A “snake” swims through the sun

A “snake” swims through the sun

Recently, the European Space Agency (ESA) released a time-lapse video captured by the Solar Orbiter on Sept. 5: a colder plasma crosses the surface of the sun, forming a snake-like shape.

Plasma is a gas that ionizes at high temperatures.

The ultra-high temperature of more than a million degrees Celsius on the Sun’s surface makes all the gases in the Sun’s atmosphere plasma and highly susceptible to magnetic fields.

The “snake” is a relatively low-temperature filamentary plasma that is suspended in the hotter plasma around it by the Sun’s magnetic field.

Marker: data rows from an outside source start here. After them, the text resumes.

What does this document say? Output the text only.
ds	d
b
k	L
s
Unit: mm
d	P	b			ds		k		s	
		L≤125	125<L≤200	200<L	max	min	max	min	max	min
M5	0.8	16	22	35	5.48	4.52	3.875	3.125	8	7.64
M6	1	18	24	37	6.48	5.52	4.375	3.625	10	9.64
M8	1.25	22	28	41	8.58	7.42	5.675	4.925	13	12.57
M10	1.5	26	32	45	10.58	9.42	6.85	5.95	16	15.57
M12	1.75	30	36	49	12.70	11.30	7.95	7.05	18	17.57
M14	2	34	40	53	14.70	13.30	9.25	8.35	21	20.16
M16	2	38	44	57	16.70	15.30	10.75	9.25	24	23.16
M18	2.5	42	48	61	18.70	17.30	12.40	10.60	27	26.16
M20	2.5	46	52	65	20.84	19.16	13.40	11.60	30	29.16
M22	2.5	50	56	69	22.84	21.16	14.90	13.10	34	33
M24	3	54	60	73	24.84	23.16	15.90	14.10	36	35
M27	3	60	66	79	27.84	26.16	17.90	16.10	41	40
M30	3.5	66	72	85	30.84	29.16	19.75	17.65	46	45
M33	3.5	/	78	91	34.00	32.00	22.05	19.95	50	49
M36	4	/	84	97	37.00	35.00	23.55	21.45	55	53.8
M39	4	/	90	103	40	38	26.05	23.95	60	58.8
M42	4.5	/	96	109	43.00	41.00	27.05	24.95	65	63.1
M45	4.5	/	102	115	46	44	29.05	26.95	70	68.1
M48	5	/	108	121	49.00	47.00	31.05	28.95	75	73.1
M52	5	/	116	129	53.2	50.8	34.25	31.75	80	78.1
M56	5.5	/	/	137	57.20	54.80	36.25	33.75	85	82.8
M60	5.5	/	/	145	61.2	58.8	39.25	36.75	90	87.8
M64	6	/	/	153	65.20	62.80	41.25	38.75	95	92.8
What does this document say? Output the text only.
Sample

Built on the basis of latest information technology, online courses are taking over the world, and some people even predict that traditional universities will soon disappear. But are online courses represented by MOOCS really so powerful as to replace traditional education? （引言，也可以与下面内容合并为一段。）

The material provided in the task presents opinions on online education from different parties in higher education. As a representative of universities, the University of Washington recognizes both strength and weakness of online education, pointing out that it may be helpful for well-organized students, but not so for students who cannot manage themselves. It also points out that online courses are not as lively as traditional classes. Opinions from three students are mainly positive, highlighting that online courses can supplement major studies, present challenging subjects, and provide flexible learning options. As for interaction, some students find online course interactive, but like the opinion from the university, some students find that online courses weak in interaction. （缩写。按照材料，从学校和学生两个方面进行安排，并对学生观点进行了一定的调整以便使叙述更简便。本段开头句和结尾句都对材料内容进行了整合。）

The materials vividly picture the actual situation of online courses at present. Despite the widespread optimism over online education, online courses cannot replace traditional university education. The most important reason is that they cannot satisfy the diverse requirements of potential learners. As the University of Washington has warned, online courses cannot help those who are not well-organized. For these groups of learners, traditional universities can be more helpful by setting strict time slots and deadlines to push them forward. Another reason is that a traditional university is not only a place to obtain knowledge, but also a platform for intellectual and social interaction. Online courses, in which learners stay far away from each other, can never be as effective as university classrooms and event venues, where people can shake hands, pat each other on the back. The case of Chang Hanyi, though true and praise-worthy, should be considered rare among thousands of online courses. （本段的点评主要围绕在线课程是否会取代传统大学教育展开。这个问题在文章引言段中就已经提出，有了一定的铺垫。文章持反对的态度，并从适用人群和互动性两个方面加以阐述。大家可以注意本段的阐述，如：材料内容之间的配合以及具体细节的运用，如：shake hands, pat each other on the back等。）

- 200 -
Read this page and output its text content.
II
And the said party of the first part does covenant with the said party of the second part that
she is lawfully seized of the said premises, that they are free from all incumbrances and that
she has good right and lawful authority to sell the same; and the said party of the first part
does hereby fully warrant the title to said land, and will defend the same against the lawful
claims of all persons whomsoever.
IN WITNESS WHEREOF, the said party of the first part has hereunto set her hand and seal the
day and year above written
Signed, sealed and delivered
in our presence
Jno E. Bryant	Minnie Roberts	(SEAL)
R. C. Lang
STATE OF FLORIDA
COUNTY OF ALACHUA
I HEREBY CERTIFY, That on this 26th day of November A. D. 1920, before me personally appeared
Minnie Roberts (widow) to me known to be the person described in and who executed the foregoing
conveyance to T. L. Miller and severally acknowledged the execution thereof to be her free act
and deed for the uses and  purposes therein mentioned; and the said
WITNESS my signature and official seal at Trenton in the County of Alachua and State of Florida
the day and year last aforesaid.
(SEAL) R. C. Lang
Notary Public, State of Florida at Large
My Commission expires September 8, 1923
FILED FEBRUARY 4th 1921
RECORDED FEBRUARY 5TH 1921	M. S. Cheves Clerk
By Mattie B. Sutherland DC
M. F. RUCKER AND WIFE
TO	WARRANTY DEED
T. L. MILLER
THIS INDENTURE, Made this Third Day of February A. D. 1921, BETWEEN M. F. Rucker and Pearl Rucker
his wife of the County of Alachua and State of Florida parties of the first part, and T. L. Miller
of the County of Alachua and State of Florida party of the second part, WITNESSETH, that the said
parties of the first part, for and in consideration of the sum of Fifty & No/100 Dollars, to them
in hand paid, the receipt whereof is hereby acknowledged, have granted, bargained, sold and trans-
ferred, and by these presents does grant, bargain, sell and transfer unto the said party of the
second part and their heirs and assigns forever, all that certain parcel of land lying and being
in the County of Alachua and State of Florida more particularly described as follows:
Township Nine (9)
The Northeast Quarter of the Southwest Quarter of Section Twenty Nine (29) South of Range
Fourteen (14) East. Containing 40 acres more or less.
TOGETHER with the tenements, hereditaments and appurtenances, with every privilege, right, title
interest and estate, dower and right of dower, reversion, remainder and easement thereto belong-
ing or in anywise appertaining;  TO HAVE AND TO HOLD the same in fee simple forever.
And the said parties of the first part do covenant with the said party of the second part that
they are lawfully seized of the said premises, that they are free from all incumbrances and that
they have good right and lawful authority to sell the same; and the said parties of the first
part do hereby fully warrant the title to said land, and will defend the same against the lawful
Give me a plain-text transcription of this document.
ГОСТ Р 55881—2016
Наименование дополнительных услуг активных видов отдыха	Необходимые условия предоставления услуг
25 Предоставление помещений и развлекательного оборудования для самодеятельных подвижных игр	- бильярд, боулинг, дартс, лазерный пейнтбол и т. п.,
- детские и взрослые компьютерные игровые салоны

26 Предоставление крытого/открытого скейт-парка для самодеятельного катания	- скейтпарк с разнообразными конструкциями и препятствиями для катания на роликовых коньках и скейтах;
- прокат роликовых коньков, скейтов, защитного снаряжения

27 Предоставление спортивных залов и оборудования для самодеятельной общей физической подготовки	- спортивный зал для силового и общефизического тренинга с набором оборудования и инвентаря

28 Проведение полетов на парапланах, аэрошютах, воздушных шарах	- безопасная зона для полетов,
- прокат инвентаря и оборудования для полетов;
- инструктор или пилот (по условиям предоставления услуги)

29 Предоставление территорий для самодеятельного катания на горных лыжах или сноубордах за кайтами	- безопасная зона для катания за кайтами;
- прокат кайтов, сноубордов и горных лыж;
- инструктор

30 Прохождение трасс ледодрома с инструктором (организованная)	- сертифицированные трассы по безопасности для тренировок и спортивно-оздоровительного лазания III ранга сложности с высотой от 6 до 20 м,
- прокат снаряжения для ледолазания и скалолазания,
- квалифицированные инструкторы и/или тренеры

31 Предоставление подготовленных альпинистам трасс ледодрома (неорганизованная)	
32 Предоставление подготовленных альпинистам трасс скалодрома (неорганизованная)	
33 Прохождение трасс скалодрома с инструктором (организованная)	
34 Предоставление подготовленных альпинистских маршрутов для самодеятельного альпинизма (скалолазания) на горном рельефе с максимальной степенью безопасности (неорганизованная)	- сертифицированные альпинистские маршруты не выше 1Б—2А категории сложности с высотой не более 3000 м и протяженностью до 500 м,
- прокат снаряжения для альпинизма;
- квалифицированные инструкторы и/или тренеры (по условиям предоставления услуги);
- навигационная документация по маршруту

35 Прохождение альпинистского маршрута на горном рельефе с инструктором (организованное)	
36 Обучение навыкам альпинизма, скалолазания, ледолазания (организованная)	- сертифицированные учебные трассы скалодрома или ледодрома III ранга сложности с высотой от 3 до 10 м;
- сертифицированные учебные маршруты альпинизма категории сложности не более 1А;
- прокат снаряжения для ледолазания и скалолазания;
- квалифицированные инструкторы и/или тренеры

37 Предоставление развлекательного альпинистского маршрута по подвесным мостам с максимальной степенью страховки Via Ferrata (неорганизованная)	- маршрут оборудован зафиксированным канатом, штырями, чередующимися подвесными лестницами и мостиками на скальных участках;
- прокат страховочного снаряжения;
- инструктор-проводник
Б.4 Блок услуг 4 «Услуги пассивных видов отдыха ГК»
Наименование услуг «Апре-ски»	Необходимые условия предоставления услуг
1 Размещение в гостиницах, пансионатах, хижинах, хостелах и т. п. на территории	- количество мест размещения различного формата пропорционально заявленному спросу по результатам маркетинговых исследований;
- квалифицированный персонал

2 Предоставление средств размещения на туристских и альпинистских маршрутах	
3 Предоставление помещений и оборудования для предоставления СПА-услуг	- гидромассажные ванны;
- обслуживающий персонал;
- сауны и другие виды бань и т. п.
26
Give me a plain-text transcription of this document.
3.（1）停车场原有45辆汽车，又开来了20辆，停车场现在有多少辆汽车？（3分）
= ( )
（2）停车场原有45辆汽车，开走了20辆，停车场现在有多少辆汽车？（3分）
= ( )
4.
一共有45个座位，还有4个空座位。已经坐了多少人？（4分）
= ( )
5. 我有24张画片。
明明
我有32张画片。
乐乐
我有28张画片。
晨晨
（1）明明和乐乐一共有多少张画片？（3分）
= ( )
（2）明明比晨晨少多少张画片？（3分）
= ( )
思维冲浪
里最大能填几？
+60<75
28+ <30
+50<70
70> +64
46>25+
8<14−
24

The distortion of the magnetic field allows the detector to observe the snake-like twisting motion of the plasma from a top view.

The video was created on a time-lapse basis from images taken by the Solar Orbiter’s Extreme Ultraviolet Imager.

In fact, the “snake” would take three hours to complete the journey.

But judging by the distance it travels across the Sun’s surface, the plasma needs to travel at about 170 kilometers per second.

This filamentary plasma originated in a solar active zone that later erupted during a coronal mass ejection (CME) event, and is likely a harbinger of subsequent eruptive events

And this event is one of the most intense solar energetic particle events detected by the Energetic Particle Detector (EPD) to date.